Pandey, R., D. Chatterjee, and M. Rungtusanatham (Forthcoming). "The Effects of Tie Strength and Data Integration with Supply Base on Supply Disruption Ambiguity and Its Impact on Inventory Turnover", International Journal of Operations and Production Management.
In this paper, the authors introduce supply disruption ambiguity as the inability of a sourcing firm to attach probability point estimates to the occurrence of and to the magnitude of loss from supply disruptions. The authors drew on the “ambiguity in decision-making” literature to define this concept formally, connected it to relevant supply disruption information deficit, positioned it relative to supply chain risk assessment and hypothesized and tested its negative associations with both supply base ties and inventory turnover.
The authors analysed survey data from 171 North American manufacturers and archival data for a subset (88 publicly listed) of these manufacturers via Ordinary Least Squares (OLS) estimation after ensuring that methodological concerns with survey research have been addressed. They used appropriate controls and employed the heteroskedasticity-based instrumental variable (HBIV) approach to ensure that inferences from our results are not unduly influenced by endogeneity.
Strong supply base ties decrease supply disruption ambiguity, which, in turn, increases inventory turnover. Moreover, strong supply base ties and data integration with the supply base have indirect and positive effects on inventory turnover. As sourcing firms strengthen ties and integrate data exchange with their supply base, their inventory turnover improves from access to information relevant to detect and diagnose supply disruptions effectively.
Research on supply disruption management has paid more attention to the “disruption recovery” stage than to the “disruption discovery” stage.
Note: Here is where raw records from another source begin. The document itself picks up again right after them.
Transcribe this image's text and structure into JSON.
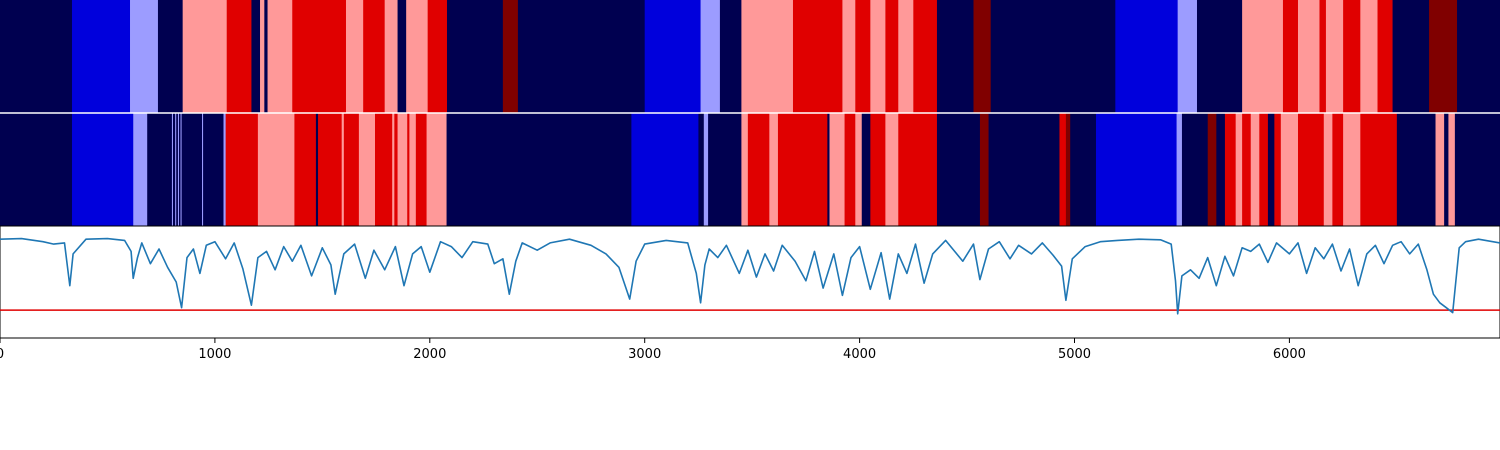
{
  "chart_data": {
    "type": "heatmap",
    "title": "",
    "xlabel": "",
    "ylabel": "",
    "xlim": [
      0,
      6980
    ],
    "x_ticks": [
      0,
      1000,
      2000,
      3000,
      4000,
      5000,
      6000
    ],
    "tick_labels": [
      "0",
      "1000",
      "2000",
      "3000",
      "4000",
      "5000",
      "6000"
    ],
    "colors": {
      "navy": "#000050",
      "blue": "#0000dc",
      "lightblue": "#9c9cff",
      "pink": "#ff9999",
      "red": "#e00000",
      "darkred": "#800000",
      "line": "#1f77b4",
      "threshold": "#e00000"
    },
    "strip_top": [
      [
        0,
        335,
        "navy"
      ],
      [
        335,
        605,
        "blue"
      ],
      [
        605,
        735,
        "lightblue"
      ],
      [
        735,
        850,
        "navy"
      ],
      [
        850,
        1055,
        "pink"
      ],
      [
        1055,
        1170,
        "red"
      ],
      [
        1170,
        1210,
        "navy"
      ],
      [
        1210,
        1230,
        "pink"
      ],
      [
        1230,
        1245,
        "navy"
      ],
      [
        1245,
        1360,
        "pink"
      ],
      [
        1360,
        1610,
        "red"
      ],
      [
        1610,
        1690,
        "pink"
      ],
      [
        1690,
        1790,
        "red"
      ],
      [
        1790,
        1850,
        "pink"
      ],
      [
        1850,
        1890,
        "navy"
      ],
      [
        1890,
        1990,
        "pink"
      ],
      [
        1990,
        2080,
        "red"
      ],
      [
        2080,
        2340,
        "navy"
      ],
      [
        2340,
        2410,
        "darkred"
      ],
      [
        2410,
        3000,
        "navy"
      ],
      [
        3000,
        3260,
        "blue"
      ],
      [
        3260,
        3350,
        "lightblue"
      ],
      [
        3350,
        3450,
        "navy"
      ],
      [
        3450,
        3690,
        "pink"
      ],
      [
        3690,
        3920,
        "red"
      ],
      [
        3920,
        3980,
        "pink"
      ],
      [
        3980,
        4050,
        "red"
      ],
      [
        4050,
        4120,
        "pink"
      ],
      [
        4120,
        4180,
        "red"
      ],
      [
        4180,
        4250,
        "pink"
      ],
      [
        4250,
        4360,
        "red"
      ],
      [
        4360,
        4530,
        "navy"
      ],
      [
        4530,
        4610,
        "darkred"
      ],
      [
        4610,
        5190,
        "navy"
      ],
      [
        5190,
        5480,
        "blue"
      ],
      [
        5480,
        5570,
        "lightblue"
      ],
      [
        5570,
        5780,
        "navy"
      ],
      [
        5780,
        5970,
        "pink"
      ],
      [
        5970,
        6040,
        "red"
      ],
      [
        6040,
        6140,
        "pink"
      ],
      [
        6140,
        6170,
        "red"
      ],
      [
        6170,
        6250,
        "pink"
      ],
      [
        6250,
        6330,
        "red"
      ],
      [
        6330,
        6410,
        "pink"
      ],
      [
        6410,
        6480,
        "red"
      ],
      [
        6480,
        6650,
        "navy"
      ],
      [
        6650,
        6780,
        "darkred"
      ],
      [
        6780,
        6980,
        "navy"
      ]
    ],
    "strip_bottom": [
      [
        0,
        335,
        "navy"
      ],
      [
        335,
        620,
        "blue"
      ],
      [
        620,
        685,
        "lightblue"
      ],
      [
        685,
        800,
        "navy"
      ],
      [
        800,
        805,
        "lightblue"
      ],
      [
        805,
        815,
        "navy"
      ],
      [
        815,
        820,
        "lightblue"
      ],
      [
        820,
        828,
        "navy"
      ],
      [
        828,
        833,
        "lightblue"
      ],
      [
        833,
        840,
        "navy"
      ],
      [
        840,
        845,
        "lightblue"
      ],
      [
        845,
        940,
        "navy"
      ],
      [
        940,
        945,
        "lightblue"
      ],
      [
        945,
        1040,
        "navy"
      ],
      [
        1040,
        1050,
        "lightblue"
      ],
      [
        1050,
        1200,
        "red"
      ],
      [
        1200,
        1370,
        "pink"
      ],
      [
        1370,
        1470,
        "red"
      ],
      [
        1470,
        1480,
        "navy"
      ],
      [
        1480,
        1590,
        "red"
      ],
      [
        1590,
        1600,
        "pink"
      ],
      [
        1600,
        1670,
        "red"
      ],
      [
        1670,
        1745,
        "pink"
      ],
      [
        1745,
        1825,
        "red"
      ],
      [
        1825,
        1835,
        "pink"
      ],
      [
        1835,
        1850,
        "red"
      ],
      [
        1850,
        1895,
        "pink"
      ],
      [
        1895,
        1905,
        "red"
      ],
      [
        1905,
        1935,
        "pink"
      ],
      [
        1935,
        1985,
        "red"
      ],
      [
        1985,
        2078,
        "pink"
      ],
      [
        2078,
        2930,
        "navy"
      ],
      [
        2930,
        2938,
        "navy"
      ],
      [
        2938,
        3250,
        "blue"
      ],
      [
        3250,
        3275,
        "navy"
      ],
      [
        3275,
        3295,
        "lightblue"
      ],
      [
        3295,
        3450,
        "navy"
      ],
      [
        3450,
        3480,
        "pink"
      ],
      [
        3480,
        3580,
        "red"
      ],
      [
        3580,
        3620,
        "pink"
      ],
      [
        3620,
        3850,
        "red"
      ],
      [
        3850,
        3860,
        "navy"
      ],
      [
        3860,
        3930,
        "pink"
      ],
      [
        3930,
        3980,
        "red"
      ],
      [
        3980,
        4010,
        "pink"
      ],
      [
        4010,
        4050,
        "navy"
      ],
      [
        4050,
        4120,
        "red"
      ],
      [
        4120,
        4180,
        "pink"
      ],
      [
        4180,
        4270,
        "red"
      ],
      [
        4270,
        4360,
        "red"
      ],
      [
        4360,
        4560,
        "navy"
      ],
      [
        4560,
        4600,
        "darkred"
      ],
      [
        4600,
        4930,
        "navy"
      ],
      [
        4930,
        4960,
        "red"
      ],
      [
        4960,
        4980,
        "darkred"
      ],
      [
        4980,
        5100,
        "navy"
      ],
      [
        5100,
        5475,
        "blue"
      ],
      [
        5475,
        5500,
        "lightblue"
      ],
      [
        5500,
        5620,
        "navy"
      ],
      [
        5620,
        5660,
        "darkred"
      ],
      [
        5660,
        5700,
        "navy"
      ],
      [
        5700,
        5750,
        "red"
      ],
      [
        5750,
        5780,
        "pink"
      ],
      [
        5780,
        5820,
        "red"
      ],
      [
        5820,
        5860,
        "pink"
      ],
      [
        5860,
        5900,
        "red"
      ],
      [
        5900,
        5930,
        "navy"
      ],
      [
        5930,
        5960,
        "red"
      ],
      [
        5960,
        6040,
        "pink"
      ],
      [
        6040,
        6160,
        "red"
      ],
      [
        6160,
        6200,
        "pink"
      ],
      [
        6200,
        6250,
        "red"
      ],
      [
        6250,
        6330,
        "pink"
      ],
      [
        6330,
        6420,
        "red"
      ],
      [
        6420,
        6500,
        "red"
      ],
      [
        6500,
        6680,
        "navy"
      ],
      [
        6680,
        6720,
        "pink"
      ],
      [
        6720,
        6740,
        "navy"
      ],
      [
        6740,
        6770,
        "pink"
      ],
      [
        6770,
        6980,
        "navy"
      ]
    ],
    "line_series": {
      "ylim": [
        -8,
        1
      ],
      "threshold": -5.8,
      "points": [
        [
          0,
          0
        ],
        [
          100,
          0.05
        ],
        [
          200,
          -0.2
        ],
        [
          250,
          -0.4
        ],
        [
          300,
          -0.3
        ],
        [
          325,
          -3.8
        ],
        [
          340,
          -1.2
        ],
        [
          400,
          0
        ],
        [
          500,
          0.05
        ],
        [
          580,
          -0.1
        ],
        [
          610,
          -1.0
        ],
        [
          620,
          -3.2
        ],
        [
          640,
          -1.5
        ],
        [
          660,
          -0.3
        ],
        [
          700,
          -2.0
        ],
        [
          740,
          -0.8
        ],
        [
          780,
          -2.3
        ],
        [
          820,
          -3.5
        ],
        [
          845,
          -5.6
        ],
        [
          870,
          -1.5
        ],
        [
          900,
          -0.8
        ],
        [
          930,
          -2.8
        ],
        [
          960,
          -0.5
        ],
        [
          1000,
          -0.2
        ],
        [
          1050,
          -1.6
        ],
        [
          1090,
          -0.3
        ],
        [
          1130,
          -2.4
        ],
        [
          1170,
          -5.4
        ],
        [
          1200,
          -1.5
        ],
        [
          1240,
          -1.0
        ],
        [
          1280,
          -2.5
        ],
        [
          1320,
          -0.6
        ],
        [
          1360,
          -1.8
        ],
        [
          1400,
          -0.5
        ],
        [
          1450,
          -3.0
        ],
        [
          1500,
          -0.7
        ],
        [
          1540,
          -2.1
        ],
        [
          1560,
          -4.5
        ],
        [
          1600,
          -1.2
        ],
        [
          1650,
          -0.4
        ],
        [
          1700,
          -3.2
        ],
        [
          1740,
          -0.9
        ],
        [
          1790,
          -2.5
        ],
        [
          1840,
          -0.6
        ],
        [
          1880,
          -3.8
        ],
        [
          1920,
          -1.2
        ],
        [
          1960,
          -0.6
        ],
        [
          2000,
          -2.7
        ],
        [
          2050,
          -0.2
        ],
        [
          2100,
          -0.6
        ],
        [
          2150,
          -1.5
        ],
        [
          2200,
          -0.2
        ],
        [
          2270,
          -0.4
        ],
        [
          2300,
          -2.0
        ],
        [
          2340,
          -1.6
        ],
        [
          2370,
          -4.5
        ],
        [
          2400,
          -1.8
        ],
        [
          2430,
          -0.3
        ],
        [
          2500,
          -0.9
        ],
        [
          2560,
          -0.3
        ],
        [
          2650,
          0
        ],
        [
          2750,
          -0.5
        ],
        [
          2820,
          -1.2
        ],
        [
          2880,
          -2.3
        ],
        [
          2930,
          -4.9
        ],
        [
          2960,
          -1.8
        ],
        [
          3000,
          -0.4
        ],
        [
          3100,
          -0.1
        ],
        [
          3200,
          -0.3
        ],
        [
          3240,
          -2.8
        ],
        [
          3260,
          -5.2
        ],
        [
          3280,
          -2.1
        ],
        [
          3300,
          -0.8
        ],
        [
          3340,
          -1.5
        ],
        [
          3380,
          -0.5
        ],
        [
          3440,
          -2.8
        ],
        [
          3480,
          -0.9
        ],
        [
          3520,
          -3.1
        ],
        [
          3560,
          -1.2
        ],
        [
          3600,
          -2.6
        ],
        [
          3640,
          -0.5
        ],
        [
          3700,
          -1.8
        ],
        [
          3750,
          -3.4
        ],
        [
          3790,
          -1.0
        ],
        [
          3830,
          -4.0
        ],
        [
          3880,
          -1.2
        ],
        [
          3920,
          -4.6
        ],
        [
          3960,
          -1.5
        ],
        [
          4000,
          -0.6
        ],
        [
          4050,
          -4.1
        ],
        [
          4100,
          -1.1
        ],
        [
          4140,
          -4.9
        ],
        [
          4180,
          -1.2
        ],
        [
          4220,
          -2.8
        ],
        [
          4260,
          -0.4
        ],
        [
          4300,
          -3.6
        ],
        [
          4340,
          -1.2
        ],
        [
          4400,
          -0.1
        ],
        [
          4480,
          -1.8
        ],
        [
          4530,
          -0.4
        ],
        [
          4560,
          -3.3
        ],
        [
          4600,
          -0.8
        ],
        [
          4650,
          -0.2
        ],
        [
          4700,
          -1.6
        ],
        [
          4740,
          -0.5
        ],
        [
          4800,
          -1.2
        ],
        [
          4850,
          -0.3
        ],
        [
          4900,
          -1.3
        ],
        [
          4940,
          -2.2
        ],
        [
          4960,
          -5.0
        ],
        [
          4990,
          -1.6
        ],
        [
          5050,
          -0.6
        ],
        [
          5120,
          -0.2
        ],
        [
          5200,
          -0.1
        ],
        [
          5300,
          0
        ],
        [
          5400,
          -0.05
        ],
        [
          5450,
          -0.4
        ],
        [
          5470,
          -3.4
        ],
        [
          5480,
          -6.1
        ],
        [
          5500,
          -3.0
        ],
        [
          5540,
          -2.5
        ],
        [
          5580,
          -3.2
        ],
        [
          5620,
          -1.5
        ],
        [
          5660,
          -3.8
        ],
        [
          5700,
          -1.4
        ],
        [
          5740,
          -3.0
        ],
        [
          5780,
          -0.7
        ],
        [
          5820,
          -1.0
        ],
        [
          5860,
          -0.4
        ],
        [
          5900,
          -1.9
        ],
        [
          5940,
          -0.3
        ],
        [
          6000,
          -1.2
        ],
        [
          6040,
          -0.3
        ],
        [
          6080,
          -2.8
        ],
        [
          6120,
          -0.7
        ],
        [
          6160,
          -1.6
        ],
        [
          6200,
          -0.4
        ],
        [
          6240,
          -2.6
        ],
        [
          6280,
          -0.8
        ],
        [
          6320,
          -3.8
        ],
        [
          6360,
          -1.2
        ],
        [
          6400,
          -0.5
        ],
        [
          6440,
          -2.0
        ],
        [
          6480,
          -0.5
        ],
        [
          6520,
          -0.2
        ],
        [
          6560,
          -1.2
        ],
        [
          6600,
          -0.4
        ],
        [
          6640,
          -2.5
        ],
        [
          6670,
          -4.5
        ],
        [
          6700,
          -5.2
        ],
        [
          6730,
          -5.6
        ],
        [
          6760,
          -6.0
        ],
        [
          6790,
          -0.7
        ],
        [
          6820,
          -0.2
        ],
        [
          6880,
          0
        ],
        [
          6980,
          -0.3
        ]
      ]
    }
  }
}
In this paper, the authors add novel insights regarding the recognition and diagnosis aspects of the “disruption discovery” stage. These novel insights reveal how and why sourcing firms reduce their overall ambiguity associated with detecting and assessing losses from supply disruptions through establishing strong ties with their supply base and how and why reducing such ambiguity improves inventory turnover performance.